QUEL CHE C’È DA SAPERE

Secondo un’indagine di Confartigianato, negli ultimi cinque anni il prezzo del servizio della raccolta dei rifiuti in Italia è cresciuto del 22,6%, quasi tre volte più del tasso di inflazione (+8%) e il 12,8% in più rispetto alla crescita media del costo di questo servizio (+9,8%) registrata nell'Eurozona.

Nel 2014, le tasse e tariffe rifiuti più alte pagate da ogni abitante per il servizio di igiene urbana sono quelle del Lazio, con 214 euro di costi per abitante, superiore del 27,3% rispetto alla media nazionale. Seguono la Liguria con 211,75 euro/abitante (25,9% in più rispetto alla media), Toscana con 208,25 euro/abitante (+23,9%), Campania con 205,02 euro/abitante (+21,9%), Umbria con 190,23 euro pro capite (+13,1%) e Sardegna con 188,90 euro per abitante (+12,3%).

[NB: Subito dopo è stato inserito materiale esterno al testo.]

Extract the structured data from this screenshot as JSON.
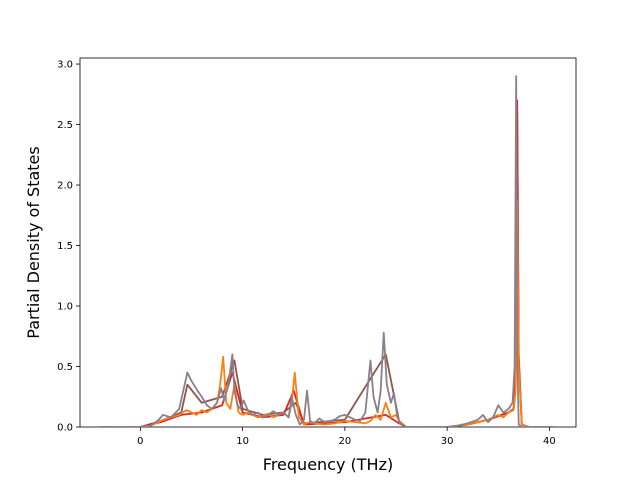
{
  "chart_data": {
    "type": "line",
    "title": "",
    "xlabel": "Frequency (THz)",
    "ylabel": "Partial Density of States",
    "xlim": [
      -5.9,
      42.6
    ],
    "ylim": [
      0.0,
      3.05
    ],
    "xticks": [
      0,
      10,
      20,
      30,
      40
    ],
    "xtick_labels": [
      "0",
      "10",
      "20",
      "30",
      "40"
    ],
    "yticks": [
      0.0,
      0.5,
      1.0,
      1.5,
      2.0,
      2.5,
      3.0
    ],
    "ytick_labels": [
      "0.0",
      "0.5",
      "1.0",
      "1.5",
      "2.0",
      "2.5",
      "3.0"
    ],
    "grid": false,
    "legend": "none",
    "series": [
      {
        "color": "#8c7f8c",
        "x": [
          -4,
          0,
          1,
          1.8,
          2.2,
          3,
          3.8,
          4.2,
          4.6,
          5,
          5.6,
          6,
          6.5,
          7,
          7.5,
          7.9,
          8.2,
          8.6,
          9,
          9.2,
          9.5,
          9.8,
          10.1,
          10.5,
          11,
          11.5,
          12,
          12.5,
          13,
          13.5,
          14,
          14.5,
          14.8,
          15.2,
          15.6,
          16,
          16.3,
          16.6,
          17,
          17.5,
          18,
          18.5,
          19,
          19.5,
          20,
          20.5,
          21,
          21.5,
          22,
          22.5,
          22.8,
          23.2,
          23.5,
          23.8,
          24.1,
          24.5,
          24.8,
          25.1,
          25.4,
          26,
          28,
          30,
          31,
          32,
          33,
          33.5,
          34,
          34.5,
          35,
          35.5,
          36,
          36.4,
          36.6,
          36.75,
          36.85,
          37,
          37.3,
          38,
          40.5
        ],
        "y": [
          0,
          0,
          0.01,
          0.06,
          0.1,
          0.08,
          0.15,
          0.3,
          0.45,
          0.38,
          0.3,
          0.25,
          0.18,
          0.15,
          0.2,
          0.32,
          0.22,
          0.35,
          0.6,
          0.3,
          0.18,
          0.15,
          0.22,
          0.14,
          0.1,
          0.12,
          0.08,
          0.1,
          0.13,
          0.1,
          0.12,
          0.08,
          0.25,
          0.1,
          0.02,
          0.06,
          0.3,
          0.05,
          0.03,
          0.07,
          0.04,
          0.05,
          0.06,
          0.09,
          0.1,
          0.08,
          0.06,
          0.05,
          0.12,
          0.55,
          0.25,
          0.12,
          0.3,
          0.78,
          0.35,
          0.2,
          0.28,
          0.1,
          0.03,
          0,
          0,
          0,
          0.01,
          0.03,
          0.06,
          0.1,
          0.04,
          0.08,
          0.18,
          0.12,
          0.15,
          0.2,
          0.5,
          2.9,
          0.6,
          0.02,
          0,
          0,
          0
        ]
      },
      {
        "color": "#ff7f0e",
        "x": [
          -4,
          0,
          1,
          2,
          3,
          3.8,
          4.5,
          5,
          5.5,
          6,
          6.5,
          7,
          7.5,
          7.8,
          8.1,
          8.4,
          8.8,
          9.2,
          9.6,
          10,
          10.5,
          11,
          11.5,
          12,
          12.5,
          13,
          13.5,
          14,
          14.5,
          14.8,
          15.1,
          15.5,
          16,
          16.5,
          17,
          18,
          19,
          20,
          21,
          22,
          22.5,
          23,
          23.5,
          24,
          24.5,
          25,
          25.3,
          26,
          28,
          30,
          31,
          32,
          33,
          34,
          35,
          35.5,
          36,
          36.5,
          36.7,
          36.85,
          37,
          37.3,
          38,
          40.5
        ],
        "y": [
          0,
          0,
          0.01,
          0.05,
          0.08,
          0.1,
          0.14,
          0.12,
          0.1,
          0.14,
          0.12,
          0.15,
          0.2,
          0.35,
          0.58,
          0.2,
          0.15,
          0.35,
          0.12,
          0.1,
          0.12,
          0.1,
          0.08,
          0.09,
          0.11,
          0.08,
          0.1,
          0.12,
          0.08,
          0.2,
          0.45,
          0.08,
          0.02,
          0.04,
          0.03,
          0.02,
          0.03,
          0.05,
          0.04,
          0.03,
          0.05,
          0.1,
          0.06,
          0.2,
          0.08,
          0.1,
          0.05,
          0,
          0,
          0,
          0.01,
          0.02,
          0.04,
          0.06,
          0.1,
          0.08,
          0.12,
          0.14,
          0.3,
          1.87,
          0.5,
          0.02,
          0,
          0
        ]
      },
      {
        "color": "#d62728",
        "x": [
          -4,
          0,
          2,
          4,
          6,
          8,
          9,
          10,
          12,
          14,
          15,
          16,
          20,
          24,
          25.3,
          26,
          30,
          32,
          34,
          36,
          36.5,
          36.7,
          36.85,
          37,
          37.3,
          38,
          40.5
        ],
        "y": [
          0,
          0,
          0.04,
          0.1,
          0.12,
          0.18,
          0.45,
          0.12,
          0.08,
          0.1,
          0.3,
          0.02,
          0.04,
          0.1,
          0.03,
          0,
          0,
          0.02,
          0.06,
          0.12,
          0.15,
          0.4,
          2.7,
          0.6,
          0.02,
          0,
          0
        ]
      },
      {
        "color": "#8c564b",
        "x": [
          -4,
          0,
          2,
          4,
          4.6,
          6,
          8,
          9.2,
          10,
          12,
          14,
          15.2,
          16,
          20,
          22.5,
          24,
          25.3,
          26,
          30,
          32,
          34,
          36,
          36.5,
          36.7,
          36.85,
          37,
          37.3,
          38,
          40.5
        ],
        "y": [
          0,
          0,
          0.05,
          0.12,
          0.35,
          0.2,
          0.25,
          0.55,
          0.15,
          0.1,
          0.12,
          0.2,
          0.03,
          0.06,
          0.4,
          0.6,
          0.05,
          0,
          0,
          0.02,
          0.06,
          0.12,
          0.15,
          0.45,
          2.6,
          0.55,
          0.02,
          0,
          0
        ]
      }
    ]
  }
}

All’altro capo della classifica, la regione più virtuosa è il Molise, dove i cittadini pagano 123,12 pro capite per il servizio di igiene urbana. Secondo posto per il Trentino Alto Adige, con un costo di 128,60 euro pro capite e a seguire il Friuli Venezia Giulia, con un costo per abitante di 127,92 euro.

Confartigianato ha anche monitorato i conti e i risultati di esercizio delle 376 società partecipate dalle amministrazioni locali che operano nella gestione dei rifiuti: il 64,3% è in utile, il 17,2% è in pareggio ed il 18,5% è in perdita. Sono tutte in utile le società di gestione rifiuti in Basilicata, Trentino-Alto Adige e Valle d’Aosta. Seguono l’Emilia-Romagna (con una quota di società in utile pari all’83,3% del totale), Puglia (80%) e Piemonte (75,0%). Le regioni con la maggiore quota di società in perdita sono la Calabria (66,7%), il Lazio (46,2%) e l’Abruzzo (44,4%).